To our knowledge, Rep. Lamar Smith never brought a snowball onto the House floor like Sen. James Inhofe (R-Okla.), to "prove" that climate change was a hoax.
But once you've said that, you've said everything. In all other particulars, Smith has been the preeminent climate change denier in Congress. That's a problem, because he also has been serving as chairman of the House Committee on Science, Space and Technology, the last place where someone devoted to undermining scientific research belongs. From that perch, he's harassed government officials, Earth scientists and other academics whose work refutes his position that the human role in climate change is a myth.
On Thursday, Smith announced that he will be retiring when the congressional term, his 16th, ends in 2018. He didn't give much detail on his reasons, although he noted that he'll be term-limited out of his chairman's post then.
Good riddance. May we never see his like again.
As chairman of the science committee, Smith waged a war on scientists, research administrators and even state officials whose offense was to establish the human role in climate change. He has used his congressional authority to try to shield big oil companies such as Exxon Mobil from accusations that they connived in undermining public understanding of the climate crisis. Smith's legacy will be long-lasting and entirely discreditable. Our generation and those that follow will be paying the price of obstructionism like his, into the limitless future.
As we've observed, Smith's credentials as a climate change denier long have been unassailable. He dismissed the 2014 report by the United Nations' Intergovernmental Panel on Climate Change, which stated that "human interference with the climate system is occurring" and causes negative "impacts on natural and human systems on all continents and across the oceans" as "nothing new" and "more political than scientific."
Of a White House report in May 2014 citing the urgency of taking steps to address climate change, Smith said it was designed merely "to frighten Americans into believing that any abnormal weather we experience is the direct result of human CO2 emissions. In reality, there is little science to support any connection between climate change and more frequent or extreme storms."
In 2015, Smith spent months throwing a conniption fit over a report published by several government climate experts in the June 26 issue of the widely respected journal Science. He demanded emails and other correspondence from the scientists involved in the study, purportedly to ferret out evidence that they manipulated their data. In a Thanksgiving Day op-ed in the conservative Washington Times, he called the work of dedicated government researchers "not good science, [but] science fiction." Strong pushbacks came from the American Assn. for the Advancement of Science, the publisher of Science, among other research organizations. They upbraided Smith for implying scientific misconduct "despite a lack of public evidence" and all but labeled him an irresponsible ideologue.
Meanwhile Kathryn D. Sullivan, a former astronaut who headed the National Oceanic and Atmospheric Administration, Smith's prime target, rejected his demand for internal emails. "I have not and will not allow anyone to manipulate the science or coerce the scientists who work for me," she told Smith.

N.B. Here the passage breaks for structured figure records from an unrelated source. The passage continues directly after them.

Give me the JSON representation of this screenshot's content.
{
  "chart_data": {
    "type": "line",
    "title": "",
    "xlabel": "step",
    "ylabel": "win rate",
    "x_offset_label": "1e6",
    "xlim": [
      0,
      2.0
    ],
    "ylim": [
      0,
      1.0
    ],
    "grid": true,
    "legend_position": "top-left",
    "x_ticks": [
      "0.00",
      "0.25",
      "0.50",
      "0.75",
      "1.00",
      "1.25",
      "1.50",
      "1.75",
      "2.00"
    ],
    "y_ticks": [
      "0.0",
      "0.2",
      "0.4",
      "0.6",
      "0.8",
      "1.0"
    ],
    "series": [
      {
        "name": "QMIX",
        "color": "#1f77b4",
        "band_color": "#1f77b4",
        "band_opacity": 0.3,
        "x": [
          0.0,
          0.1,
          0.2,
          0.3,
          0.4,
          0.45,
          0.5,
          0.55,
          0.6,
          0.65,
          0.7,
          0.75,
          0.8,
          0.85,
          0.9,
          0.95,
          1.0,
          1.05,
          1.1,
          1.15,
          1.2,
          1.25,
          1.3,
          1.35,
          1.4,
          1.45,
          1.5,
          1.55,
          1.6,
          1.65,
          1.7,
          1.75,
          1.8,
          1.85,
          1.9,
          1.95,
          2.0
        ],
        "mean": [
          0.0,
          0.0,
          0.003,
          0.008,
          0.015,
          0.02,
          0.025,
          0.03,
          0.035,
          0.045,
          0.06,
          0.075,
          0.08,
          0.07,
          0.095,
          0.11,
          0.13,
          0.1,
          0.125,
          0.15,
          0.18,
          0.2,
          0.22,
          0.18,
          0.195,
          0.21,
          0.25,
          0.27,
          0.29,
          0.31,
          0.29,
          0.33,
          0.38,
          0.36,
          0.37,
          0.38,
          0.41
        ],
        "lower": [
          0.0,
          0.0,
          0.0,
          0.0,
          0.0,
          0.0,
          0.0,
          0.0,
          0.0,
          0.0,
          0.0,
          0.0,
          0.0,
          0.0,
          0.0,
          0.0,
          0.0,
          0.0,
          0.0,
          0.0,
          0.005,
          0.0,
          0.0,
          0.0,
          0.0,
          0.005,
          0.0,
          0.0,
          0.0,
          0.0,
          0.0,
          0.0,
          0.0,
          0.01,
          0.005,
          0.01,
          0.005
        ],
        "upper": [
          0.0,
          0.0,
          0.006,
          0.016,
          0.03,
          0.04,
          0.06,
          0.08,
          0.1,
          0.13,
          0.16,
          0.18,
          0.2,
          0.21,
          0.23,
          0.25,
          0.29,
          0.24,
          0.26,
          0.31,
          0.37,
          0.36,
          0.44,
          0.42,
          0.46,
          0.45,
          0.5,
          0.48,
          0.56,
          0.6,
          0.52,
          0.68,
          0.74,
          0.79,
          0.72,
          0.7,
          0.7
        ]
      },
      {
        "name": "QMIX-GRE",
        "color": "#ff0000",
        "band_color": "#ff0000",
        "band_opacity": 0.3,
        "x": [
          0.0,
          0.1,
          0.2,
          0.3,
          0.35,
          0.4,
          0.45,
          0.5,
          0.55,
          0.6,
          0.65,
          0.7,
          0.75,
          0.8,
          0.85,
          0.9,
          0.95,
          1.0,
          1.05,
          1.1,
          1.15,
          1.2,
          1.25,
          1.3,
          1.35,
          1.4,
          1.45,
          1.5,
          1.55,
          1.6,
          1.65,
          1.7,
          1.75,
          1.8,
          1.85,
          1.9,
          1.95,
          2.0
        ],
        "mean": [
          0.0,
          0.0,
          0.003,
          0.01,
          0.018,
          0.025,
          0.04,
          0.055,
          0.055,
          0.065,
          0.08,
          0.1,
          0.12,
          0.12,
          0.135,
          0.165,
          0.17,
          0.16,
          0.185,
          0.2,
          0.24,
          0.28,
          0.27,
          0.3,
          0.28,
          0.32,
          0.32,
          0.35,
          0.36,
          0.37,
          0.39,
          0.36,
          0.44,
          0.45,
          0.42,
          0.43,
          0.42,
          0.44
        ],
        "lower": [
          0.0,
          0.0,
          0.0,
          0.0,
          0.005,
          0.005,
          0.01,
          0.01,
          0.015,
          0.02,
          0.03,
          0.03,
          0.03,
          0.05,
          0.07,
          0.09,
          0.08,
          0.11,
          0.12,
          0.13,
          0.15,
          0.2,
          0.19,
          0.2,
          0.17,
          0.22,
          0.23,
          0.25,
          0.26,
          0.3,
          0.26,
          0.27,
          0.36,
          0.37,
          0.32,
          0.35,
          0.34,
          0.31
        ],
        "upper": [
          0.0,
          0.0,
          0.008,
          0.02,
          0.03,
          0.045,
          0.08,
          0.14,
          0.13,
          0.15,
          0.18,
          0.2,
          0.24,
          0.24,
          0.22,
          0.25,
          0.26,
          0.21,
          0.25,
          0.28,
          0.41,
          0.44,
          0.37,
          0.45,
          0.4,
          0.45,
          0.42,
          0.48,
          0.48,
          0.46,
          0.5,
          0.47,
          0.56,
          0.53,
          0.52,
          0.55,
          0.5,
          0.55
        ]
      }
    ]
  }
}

Earlier this year, Smith could be found carrying water for Exxon Mobil by trying to bully state attorneys general investigating allegations that the company fraudulently undermined public understanding of climate change while possessing scientific evidence that the problem is real. The investigations stem in part from reporting by The Times and InsideClimate News into the company's decades-long misinformation and disinformation campaign, to cast doubt on climate change science.
Playing the role of Exxon Mobil's marionette, Smith issued subpoenas to Eric Schneiderman and Maura Healey, the attorneys general of New York and Massachusetts, for documents of their contacts with climate activists, scientists and legal experts — among them former Vice President Al Gore and California billionaire Tom Steyer. On the deadline day, Smith's inbox was bare, except for messages from the attorneys general crisply advising him that his request was grossly out of line and, in fact, unconstitutional, since he was out to breach state sovereignty enshrined in the Bill of Rights.
What really motivates Smith? As we've observed in the past, the attack on climate change research isn't rooted so much in science but economics. The campaign exploits the vocabulary of science, but it's really designed to protect the profits of the fossil fuel industry. Surprise, surprise: If one adheres to the precept to "follow the money," one discovers that pantsfuls of it flow from the oil and gas industry into Smith's campaign accounts. Oil and gas contributors have directed nearly $760,000 in Smith's direction over his three-decade career in Congress. Since 2013, when he became chairman of the science committee, the oil and gas industry has topped the roster of his campaign donors.
During his subpoena campaign against Schneiderman and Healey, we asked, "How long does Lamar Smith intend to embarrass himself, his committee and Congress in this ridiculous quest to shut down investigations that could harm his patrons in the petroleum industry?" Finally, we have the answer: Until to the end of next year. Then, thankfully, he'll be gone.